この国ではD級冒険者ですら上級冒険者に位置付けされる。それは冒険者になること自体のハードルが高く、その5割がE級という実情があるからである。

そして、D級は全体の3割。つまり、C級の時点でこの国のトップ2割以上の強さであることを意味する。また、C級以上への昇級権限は王都しか持たない。

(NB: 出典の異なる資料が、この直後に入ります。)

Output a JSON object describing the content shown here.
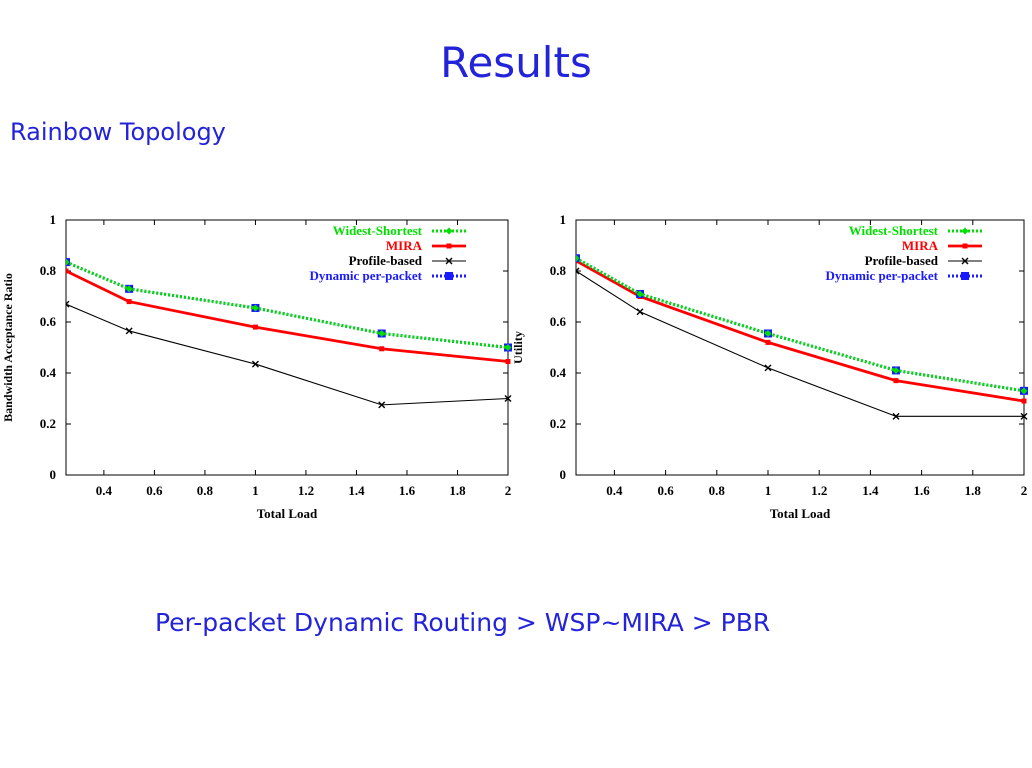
{
  "slide": {
    "title": "Results",
    "subtitle": "Rainbow Topology",
    "conclusion": "Per-packet Dynamic Routing > WSP~MIRA > PBR"
  },
  "chart_data": [
    {
      "type": "line",
      "xlabel": "Total Load",
      "ylabel": "Bandwidth Acceptance Ratio",
      "xlim": [
        0.25,
        2
      ],
      "ylim": [
        0,
        1
      ],
      "x_ticks": [
        "0.4",
        "0.6",
        "0.8",
        "1",
        "1.2",
        "1.4",
        "1.6",
        "1.8",
        "2"
      ],
      "y_ticks": [
        "0",
        "0.2",
        "0.4",
        "0.6",
        "0.8",
        "1"
      ],
      "legend_position": "top-right",
      "grid": false,
      "series": [
        {
          "name": "Widest-Shortest",
          "color": "#00e000",
          "marker": "diamond",
          "dash": "dotted",
          "x": [
            0.25,
            0.5,
            1,
            1.5,
            2
          ],
          "y": [
            0.835,
            0.73,
            0.655,
            0.555,
            0.5
          ]
        },
        {
          "name": "MIRA",
          "color": "#ff0000",
          "marker": "square-small",
          "dash": "solid-thick",
          "x": [
            0.25,
            0.5,
            1,
            1.5,
            2
          ],
          "y": [
            0.8,
            0.68,
            0.58,
            0.495,
            0.445
          ]
        },
        {
          "name": "Profile-based",
          "color": "#000000",
          "marker": "x",
          "dash": "solid-thin",
          "x": [
            0.25,
            0.5,
            1,
            1.5,
            2
          ],
          "y": [
            0.67,
            0.565,
            0.435,
            0.275,
            0.3
          ]
        },
        {
          "name": "Dynamic per-packet",
          "color": "#1a1aff",
          "marker": "square",
          "dash": "dotted",
          "x": [
            0.25,
            0.5,
            1,
            1.5,
            2
          ],
          "y": [
            0.835,
            0.73,
            0.655,
            0.555,
            0.5
          ]
        }
      ]
    },
    {
      "type": "line",
      "xlabel": "Total Load",
      "ylabel": "Utility",
      "xlim": [
        0.25,
        2
      ],
      "ylim": [
        0,
        1
      ],
      "x_ticks": [
        "0.4",
        "0.6",
        "0.8",
        "1",
        "1.2",
        "1.4",
        "1.6",
        "1.8",
        "2"
      ],
      "y_ticks": [
        "0",
        "0.2",
        "0.4",
        "0.6",
        "0.8",
        "1"
      ],
      "legend_position": "top-right",
      "grid": false,
      "series": [
        {
          "name": "Widest-Shortest",
          "color": "#00e000",
          "marker": "diamond",
          "dash": "dotted",
          "x": [
            0.25,
            0.5,
            1,
            1.5,
            2
          ],
          "y": [
            0.85,
            0.71,
            0.555,
            0.41,
            0.33
          ]
        },
        {
          "name": "MIRA",
          "color": "#ff0000",
          "marker": "square-small",
          "dash": "solid-thick",
          "x": [
            0.25,
            0.5,
            1,
            1.5,
            2
          ],
          "y": [
            0.84,
            0.7,
            0.52,
            0.37,
            0.29
          ]
        },
        {
          "name": "Profile-based",
          "color": "#000000",
          "marker": "x",
          "dash": "solid-thin",
          "x": [
            0.25,
            0.5,
            1,
            1.5,
            2
          ],
          "y": [
            0.8,
            0.64,
            0.42,
            0.23,
            0.23
          ]
        },
        {
          "name": "Dynamic per-packet",
          "color": "#1a1aff",
          "marker": "square",
          "dash": "dotted",
          "x": [
            0.25,
            0.5,
            1,
            1.5,
            2
          ],
          "y": [
            0.85,
            0.71,
            0.555,
            0.41,
            0.33
          ]
        }
      ]
    }
  ]
}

レイナはそれに相当する強さを国から認められており、それだけの“実績”を残してきたことになる。年齢こそ聞いてないが、外見、言葉使いからして彼女はかなり若い。おそらく20歳満たしているかどうかだ。耳は尖っておらず、エルフの血筋である可能性も低い。


「驚かないのね?」


しばらく黙っていた俺にレイナが尋ねる。


「強さは知ってる。だが、実績の点から考えれば疑問が残る」


「上級冒険者になるまでには経験が重視される。だが、C級以上の“一級冒険者”はいくら経験を積んでも意味がある。求められるのは質の高い実績だよ」


少なくともC級以上のモンスターを倒した経験があるということだろう。もしかしたらそれ以上の……


「セツもでしょ」


「セツさんはそれでもD級です」


アスカが口を挟む。


「なぜ隠すの?同等の等級以上の冒険者がいれば、1つ下のクラスも依頼に同行が許されるでしょ」


アスカは再び、口をつぐむ。


「アスカの言い分もわかるよ。それでも命の保証なんかない…今回は特に。でもね、これが最善なんだ。私でも勝てるとは言い切れないこの戦いには……」


レイナが俺の方を向く。

黒く輝く瞳は、俺に助けを求めている。


「私にはセツが必要なんだ」


俺は、レイナに精一杯微笑む。


「言ったろ?共に行こうと」


俺は自分の体に拡散している魔力を両手に集めるイメージで精神を整える。


根拠はないが、あの時のように確信があった。


俺の両手は青白い光りに包まれた。


リーガンは目を見開き、俺の手を指差す。


「セツ……それ………魔纒まてんか?」


「おそらく」


ダムッドの魔法の盾を破壊したときと同じ光が絶えず、両手から溢れ出している。


「なんだ、私と同じか」


そう言ったレイナの身体を赤い光が包み込んでいた。